Uno de los más grandes íconos pop-punk actualmente es la
banda norteamericana Green Day, absorbida en parte por las cadenas de
televisión, los grandes escenarios, porque su pulida y no tan estridente música
así lo merecen.
Su mejor álbum es una parodia de los realities y
-trastocando al reconocido American Idol– se llama: American Idiot. Fue lanzado
el 2004 y años después era un éxito en ventas y se había producido un musical
del mismo nombre para Broadway que resultaría en una flagrante contradicción -o
mejor: un encuentro- entre la postura de vida punk, puro y duro, con la magia y
sentido naive de las producciones de Broadway.

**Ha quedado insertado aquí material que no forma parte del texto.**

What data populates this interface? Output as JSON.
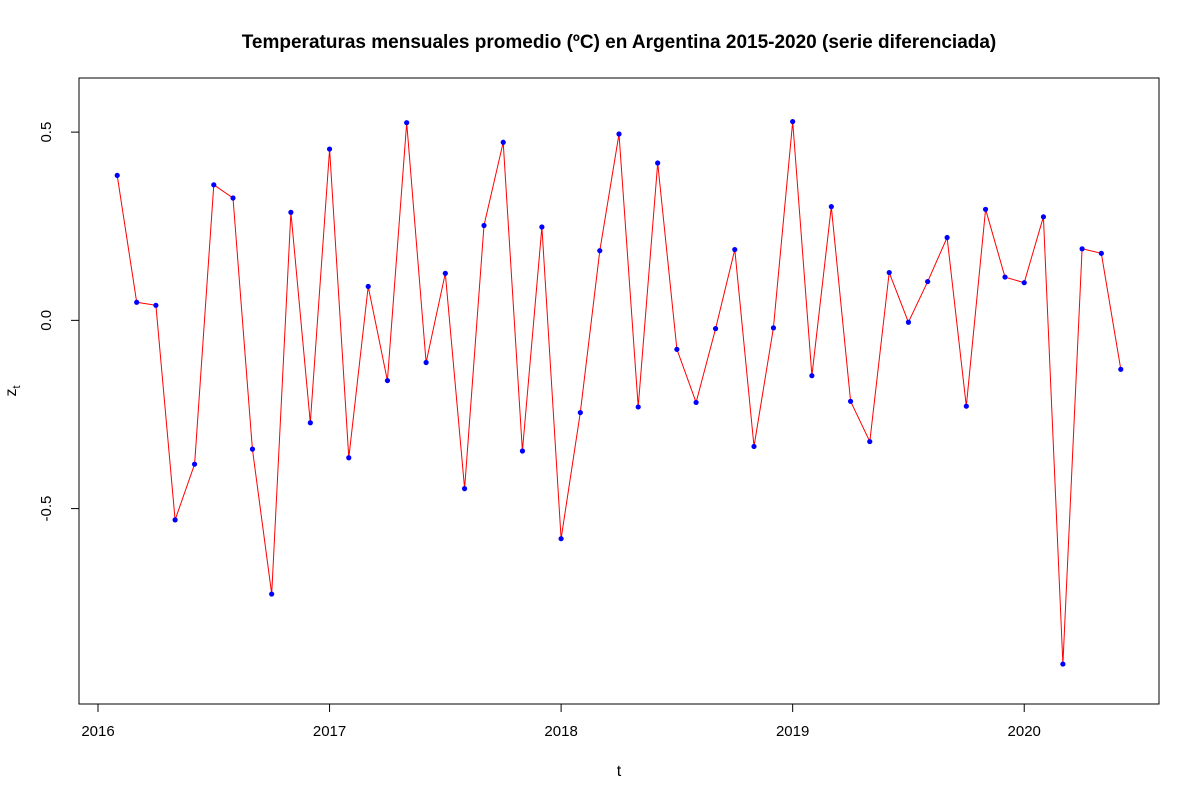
{
  "chart_data": {
    "type": "line",
    "title": "Temperaturas mensuales promedio (ºC) en Argentina 2015-2020 (serie diferenciada)",
    "xlabel": "t",
    "ylabel": "z",
    "ylabel_subscript": "t",
    "xlim": [
      2016.0,
      2020.5
    ],
    "ylim": [
      -0.95,
      0.58
    ],
    "x_ticks": [
      2016,
      2017,
      2018,
      2019,
      2020
    ],
    "x_tick_labels": [
      "2016",
      "2017",
      "2018",
      "2019",
      "2020"
    ],
    "y_ticks": [
      -0.5,
      0.0,
      0.5
    ],
    "y_tick_labels": [
      "-0.5",
      "0.0",
      "0.5"
    ],
    "grid": false,
    "line_color": "#ff0000",
    "point_color": "#0000ff",
    "series": [
      {
        "x": [
          2016.083,
          2016.167,
          2016.25,
          2016.333,
          2016.417,
          2016.5,
          2016.583,
          2016.667,
          2016.75,
          2016.833,
          2016.917,
          2017.0,
          2017.083,
          2017.167,
          2017.25,
          2017.333,
          2017.417,
          2017.5,
          2017.583,
          2017.667,
          2017.75,
          2017.833,
          2017.917,
          2018.0,
          2018.083,
          2018.167,
          2018.25,
          2018.333,
          2018.417,
          2018.5,
          2018.583,
          2018.667,
          2018.75,
          2018.833,
          2018.917,
          2019.0,
          2019.083,
          2019.167,
          2019.25,
          2019.333,
          2019.417,
          2019.5,
          2019.583,
          2019.667,
          2019.75,
          2019.833,
          2019.917,
          2020.0,
          2020.083,
          2020.167,
          2020.25,
          2020.333,
          2020.417
        ],
        "values": [
          0.385,
          0.048,
          0.04,
          -0.53,
          -0.382,
          0.36,
          0.325,
          -0.342,
          -0.727,
          0.287,
          -0.272,
          0.455,
          -0.365,
          0.09,
          -0.16,
          0.525,
          -0.112,
          0.125,
          -0.447,
          0.252,
          0.473,
          -0.347,
          0.248,
          -0.58,
          -0.245,
          0.185,
          0.495,
          -0.23,
          0.418,
          -0.077,
          -0.218,
          -0.022,
          0.188,
          -0.335,
          -0.02,
          0.528,
          -0.147,
          0.302,
          -0.215,
          -0.322,
          0.127,
          -0.005,
          0.103,
          0.22,
          -0.228,
          0.295,
          0.115,
          0.1,
          0.275,
          -0.913,
          0.19,
          0.178,
          -0.13
        ]
      }
    ]
  }
}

El disco narra la vida de un entrañable personaje: Jesús de
los suburbios. Se trata de una ópera
punk con diferentes momentos musicales y emocionales, gran desenvoltura musical
y una lírica agresiva y a la vez conmovedora.
No tiene mucho que ver con el principio de “hazlo tú mismo”

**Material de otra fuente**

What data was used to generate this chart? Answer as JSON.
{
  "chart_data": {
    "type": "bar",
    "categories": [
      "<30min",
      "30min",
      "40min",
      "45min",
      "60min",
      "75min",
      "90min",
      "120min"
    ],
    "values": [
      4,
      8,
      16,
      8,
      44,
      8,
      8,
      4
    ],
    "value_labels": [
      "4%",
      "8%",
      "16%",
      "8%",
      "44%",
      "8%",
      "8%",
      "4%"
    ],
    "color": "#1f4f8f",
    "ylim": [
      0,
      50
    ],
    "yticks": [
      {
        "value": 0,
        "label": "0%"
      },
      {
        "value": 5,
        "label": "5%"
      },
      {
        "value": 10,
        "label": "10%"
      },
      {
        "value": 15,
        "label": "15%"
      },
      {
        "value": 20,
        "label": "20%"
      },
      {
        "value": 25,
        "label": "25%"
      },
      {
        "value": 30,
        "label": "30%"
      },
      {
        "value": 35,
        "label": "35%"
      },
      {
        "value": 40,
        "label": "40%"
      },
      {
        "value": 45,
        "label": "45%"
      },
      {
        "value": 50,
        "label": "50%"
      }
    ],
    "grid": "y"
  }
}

porque se trata de una producción profesional, ultra trabajada, pulida hasta el
cansancio, compleja y que responde a un momento histórico en el devenir de la
cultura occidental: ¿Cómo se sentía la sociedad norteamericana después del 11
de septiembre? Ultrajada, indefensa, incrédula de su propio sistema. Agredida y
a la vez rabiosa.
En el clímax de la ópera, en la canción Jesus of suburbia,
la lírica grita, acompañada por una sólida banda: “Soy hijo del odio y del amor
/ en una tierra que insta a todos a creer, que no se debe creer en mí / leí un
grafiti dentro de un baño público, como si se tratase de las Sagradas
Escrituras, estaba en un Centro Comercial. / No me importa si a ti no te
importa. / Cuando no hay ningún lugar a donde huir del dolor, / y cuando fuiste
víctima de otro hogar fracturado”.
¿En qué momento el punk se convirtió en la mejor expresión
-tal vez la más válida- de Norteamérica? ¿Qué pasó en nuestro continente
después de la película de Gaviria? La filosofía punk y sus variaciones
permanecen allá afuera, en los suburbios donde las ciudades o la idea de un
“centro” son tan remotas como los ecos de los helicópteros que sobrevuelan de
vez en cuando.
La escena de los adolescentes caminando sobre las ruinas de
aquella iglesia carcomida -que representa a todas las instituciones- posee una
belleza única y fluida, poseída de la más peligrosa luminosidad, aquella que
emerge del caos y que en un instante de paz se incendia, lanzándonos a un
universo de paz pero que en el fondo esconde un profundo salvajismo y a la vez
pareciera decirnos que las ciudades no alcanzan para todos nosotros.